Oturduğu yerden çevresine yine o doyurgan, garip, merak uyandıran sevecen gülümsemesiyle şöyle bir baktı. Akabinde daldı gitti pencereden. Yanındaki kadın onun kim bilir dalıp da nerelere gitmiş olabileceğine dair kafa yordu. O yaşta birinin Almanya’da çocukluğu ya savaş öncesine, ya da sonrasına denk gelebilirdi. Kim bilir nice acılar, ölümler, göz yaşları görmüştür diye acıdı. Kendi ailesinde de böyle bir sürü acı çocukluk yaşayan büyüklerin varlığını biliyordu. Onlardan neden hep kaçtığını o güne kadar hiç sormamıştı kendisine. Kendisinden, bencilliğinden utandı. Birkaç durak sonra inecekti. İlk yapacağı iş yıllardır aramadığı ailesini arayacak, annesinin halini hatırını soracaktı. Kadının karşısında oturan kadın güya kitap okuyordu. Ama bir kaç satırda bir bakışlarını kadından alamadı. Dalıp gitmişti kadın. Kim bilir nerelere diye kendi kendine sorup durdu. O yaşta bir insan acaba kaç kitap okumuş olur diye sorguladı. Hem o kadar bilgiyi yaşlı bir insan ne yapardı, giderken beraber mi götürürdü? Bir yerlere kayıt düşmek işte tam da bu yüzden şart değil miydi?

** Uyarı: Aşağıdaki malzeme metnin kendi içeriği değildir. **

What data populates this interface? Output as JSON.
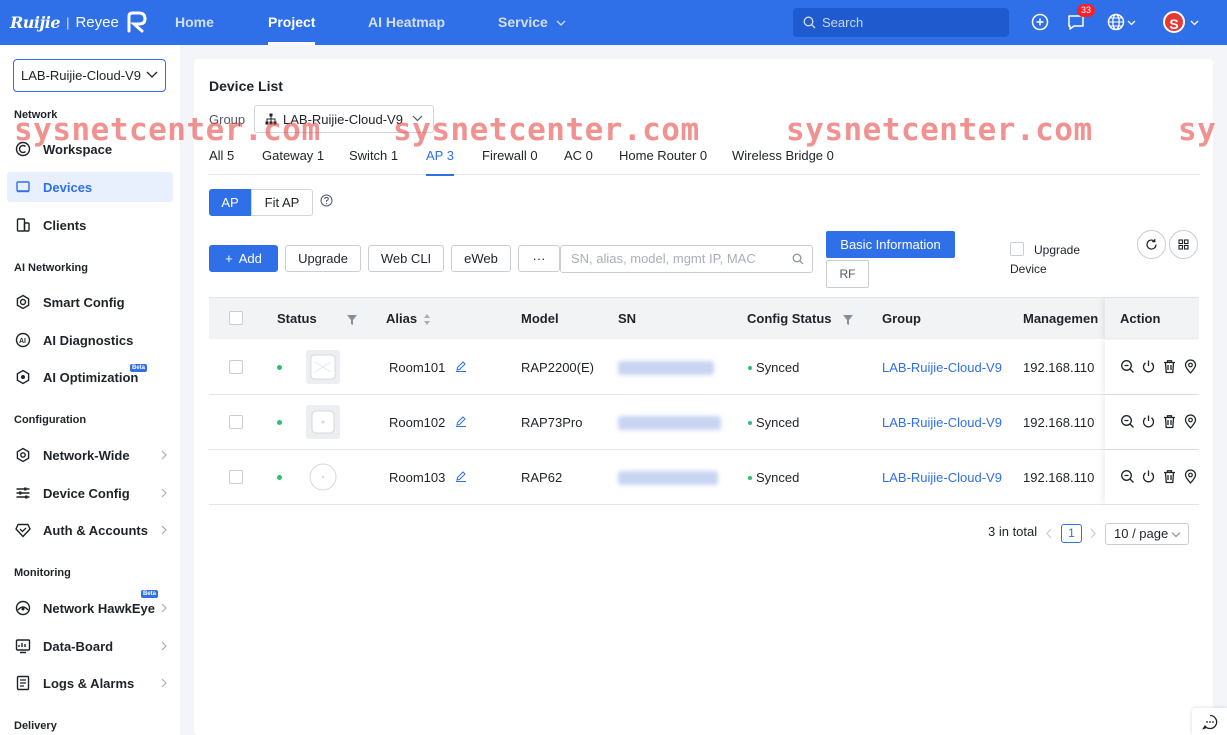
{
  "header": {
    "logo": "Ruijie",
    "logo_sub": "Reyee",
    "nav": [
      {
        "label": "Home"
      },
      {
        "label": "Project"
      },
      {
        "label": "AI Heatmap"
      },
      {
        "label": "Service"
      }
    ],
    "search_placeholder": "Search",
    "message_count": "33",
    "avatar_letter": "S"
  },
  "sidebar": {
    "selected_group": "LAB-Ruijie-Cloud-V9",
    "sections": {
      "network": "Network",
      "ai_networking": "AI Networking",
      "configuration": "Configuration",
      "monitoring": "Monitoring",
      "delivery": "Delivery"
    },
    "items": {
      "workspace": "Workspace",
      "devices": "Devices",
      "clients": "Clients",
      "smart_config": "Smart Config",
      "ai_diagnostics": "AI Diagnostics",
      "ai_optimization": "AI Optimization",
      "network_wide": "Network-Wide",
      "device_config": "Device Config",
      "auth_accounts": "Auth & Accounts",
      "network_hawkeye": "Network HawkEye",
      "data_board": "Data-Board",
      "logs_alarms": "Logs & Alarms"
    },
    "beta_label": "Beta"
  },
  "main": {
    "title": "Device List",
    "group_label": "Group",
    "group_value": "LAB-Ruijie-Cloud-V9",
    "tabs": [
      {
        "label": "All 5"
      },
      {
        "label": "Gateway 1"
      },
      {
        "label": "Switch 1"
      },
      {
        "label": "AP 3"
      },
      {
        "label": "Firewall 0"
      },
      {
        "label": "AC 0"
      },
      {
        "label": "Home Router 0"
      },
      {
        "label": "Wireless Bridge 0"
      }
    ],
    "segments": {
      "ap": "AP",
      "fit_ap": "Fit AP"
    },
    "toolbar": {
      "add": "Add",
      "upgrade": "Upgrade",
      "web_cli": "Web CLI",
      "eweb": "eWeb",
      "more": "···",
      "search_placeholder": "SN, alias, model, mgmt IP, MAC",
      "basic_info": "Basic Information",
      "rf": "RF",
      "upgrade_device": "Upgrade Device"
    },
    "columns": {
      "status": "Status",
      "alias": "Alias",
      "model": "Model",
      "sn": "SN",
      "config_status": "Config Status",
      "group": "Group",
      "management": "Managemen",
      "action": "Action"
    },
    "rows": [
      {
        "alias": "Room101",
        "model": "RAP2200(E)",
        "config": "Synced",
        "group": "LAB-Ruijie-Cloud-V9",
        "ip": "192.168.110"
      },
      {
        "alias": "Room102",
        "model": "RAP73Pro",
        "config": "Synced",
        "group": "LAB-Ruijie-Cloud-V9",
        "ip": "192.168.110"
      },
      {
        "alias": "Room103",
        "model": "RAP62",
        "config": "Synced",
        "group": "LAB-Ruijie-Cloud-V9",
        "ip": "192.168.110"
      }
    ],
    "pagination": {
      "total": "3 in total",
      "current_page": "1",
      "page_size": "10 / page"
    }
  },
  "watermark": "sysnetcenter.com",
  "colors": {
    "primary": "#2f6fe8",
    "online": "#2fbf71",
    "watermark": "#e53935"
  }
}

Onun yanındaki adam da kadınla ilgilenmiyormuş gibi yapsa da yaşlı kadına bakıp duruyordu. Nerede, kim bilir nice gizli yemek tarifi vardır diye sorup durdu. Eski kuşaktı bu kadın besbelli. Kendi büyükannesinden biliyordu. Yedinci kız arkadaşından da ayrılmıştı. Hiç çaktırmıyordu ama her ayrılışının tek bir nedeni vardı, zamane kadınları yemek yapmayı bilmiyorlardı.

Kadını öyle gören bir genç onda kendi yaşlılığını gördü. O da böyle yaşlanınca kimseye rahatsızlık vermeyecekti. Kendi halinde kendi kendisine yetecekti. Ayaktakilerden bir anne, Anna’nın çocuklarını merak etti. Acaba ona bakıyorlar, ziyaretine geliyorlar, onun sorunlarıyla ilgileniyorlar mıydılar?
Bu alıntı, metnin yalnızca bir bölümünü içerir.